不安も、悲しさも、全部、全部溶かしていく。
柔らかさを、温かさを与えてくれる。
だから、-----落ち着く。
「・・・ハクは・・・死ぬの怖いと思ったことがある?」
「・・・・・・・ないよ」
少し沈黙し、ハクは千尋に言葉を返す。
チクンと胸が痛む。
「そっか・・・」
そう呟くと、千尋は黙ってしまうしかなかった。
やはり自分だけなのだ。
生きるとか死ぬとか、そんな事を考えるのは。
皆前に向かって生きていく。
ただまっすぐに。
自分は後ろ向きに生きているから、そんな事を考えてしまうのだ。
ハクは・・・・・。
ハクはきっと・・・・・私が死んでも悲しまない。
胸の中に黒くて重いものが流れ込んでくるようだった。
重くて。重くて。そのまま自分が押しつぶされてしまいそうだった。
ハクが口を開こうとする。
千尋は何を言われるのか、次の言葉に脅え、構えながら、それでも制することなく、彼の口から紡がれる言葉を待った。

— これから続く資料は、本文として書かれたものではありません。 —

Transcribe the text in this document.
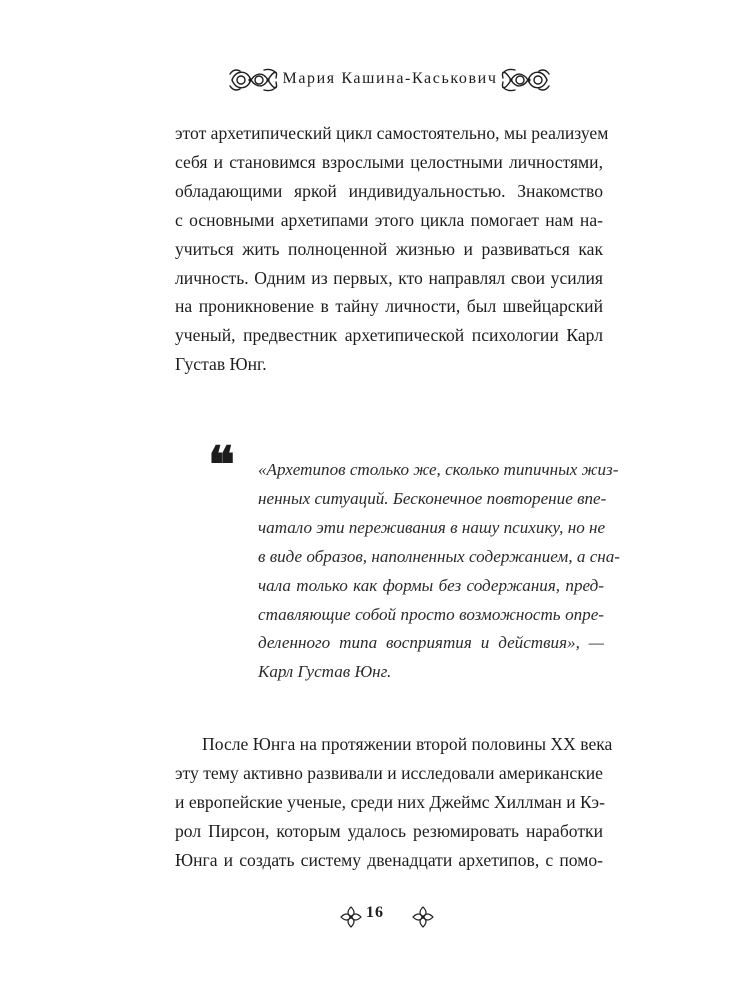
Мария Кашина-Каськович
этот архетипический цикл самостоятельно, мы реализуем
себя и становимся взрослыми целостными личностями,
обладающими яркой индивидуальностью. Знакомство
с основными архетипами этого цикла помогает нам на-
учиться жить полноценной жизнью и развиваться как
личность. Одним из первых, кто направлял свои усилия
на проникновение в тайну личности, был швейцарский
ученый, предвестник архетипической психологии Карл
Густав Юнг.
❝ «Архетипов столько же, сколько типичных жиз-
ненных ситуаций. Бесконечное повторение впе-
чатало эти переживания в нашу психику, но не
в виде образов, наполненных содержанием, а сна-
чала только как формы без содержания, пред-
ставляющие собой просто возможность опре-
деленного типа восприятия и действия», —
Карл Густав Юнг.
После Юнга на протяжении второй половины XX века
эту тему активно развивали и исследовали американские
и европейские ученые, среди них Джеймс Хиллман и Кэ-
рол Пирсон, которым удалось резюмировать наработки
Юнга и создать систему двенадцати архетипов, с помо-
16
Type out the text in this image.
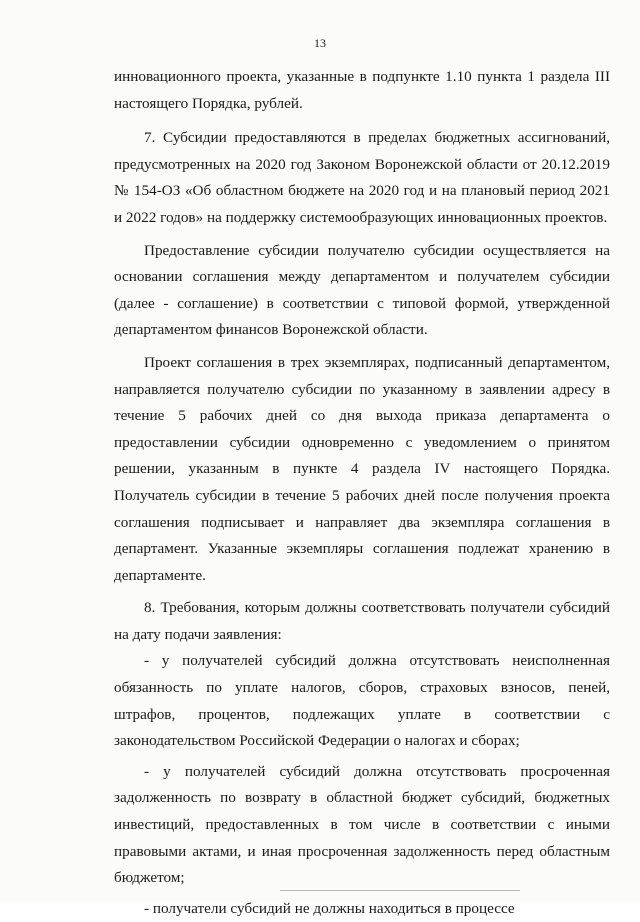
13

инновационного проекта, указанные в подпункте 1.10 пункта 1 раздела III настоящего Порядка, рублей.

7. Субсидии предоставляются в пределах бюджетных ассигнований, предусмотренных на 2020 год Законом Воронежской области от 20.12.2019 № 154-ОЗ «Об областном бюджете на 2020 год и на плановый период 2021 и 2022 годов» на поддержку системообразующих инновационных проектов.

Предоставление субсидии получателю субсидии осуществляется на основании соглашения между департаментом и получателем субсидии (далее - соглашение) в соответствии с типовой формой, утвержденной департаментом финансов Воронежской области.

Проект соглашения в трех экземплярах, подписанный департаментом, направляется получателю субсидии по указанному в заявлении адресу в течение 5 рабочих дней со дня выхода приказа департамента о предоставлении субсидии одновременно с уведомлением о принятом решении, указанным в пункте 4 раздела IV настоящего Порядка. Получатель субсидии в течение 5 рабочих дней после получения проекта соглашения подписывает и направляет два экземпляра соглашения в департамент. Указанные экземпляры соглашения подлежат хранению в департаменте.

8. Требования, которым должны соответствовать получатели субсидий на дату подачи заявления:

- у получателей субсидий должна отсутствовать неисполненная обязанность по уплате налогов, сборов, страховых взносов, пеней, штрафов, процентов, подлежащих уплате в соответствии с законодательством Российской Федерации о налогах и сборах;

- у получателей субсидий должна отсутствовать просроченная задолженность по возврату в областной бюджет субсидий, бюджетных инвестиций, предоставленных в том числе в соответствии с иными правовыми актами, и иная просроченная задолженность перед областным бюджетом;

- получатели субсидий не должны находиться в процессе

これ以上、こんな気持ちを深くさせたくない、傷つきたくないと願いながら。
「私は・・・自分がいなくなることの方が怖い・・」
死ぬのは怖くないのに、いなくなるのは怖い?
発された言葉の意味がつかめず、千尋は首を傾げる。
「・・・・川が無くなる時、死を覚悟した時、不思議と恐怖は無かった。私はあの地に生まれ、あの地に、川で暮らすものをずっと見守ってきた。時の移り変わりを見守り続けてきた。時は必要なものを残し、必要ないものは存在を押し流してく。私も時の流れの中で、必要とされないものであったのなら仕方が無い。死を求められるのなら、受け入れる事ができた。しかし私があの時、あの場所から存在が消えようとした時、私を認めてくれたものは果たしていたのだろうかと不安になった。そう考えると怖かった。消え行く私を誰も認める事はしない。このまま消えても、時は変わらず移り変わり、生あるものはその生を謳歌する。私の命が消える事など、時の流れの一瞬の些細な出来事に過ぎない。当然のこと。・・そう当然の事なのかも知れない。けれどもそうすれば私という存在は一体なんだったのだろうか。私という生は一体何のためにあったのだろうか。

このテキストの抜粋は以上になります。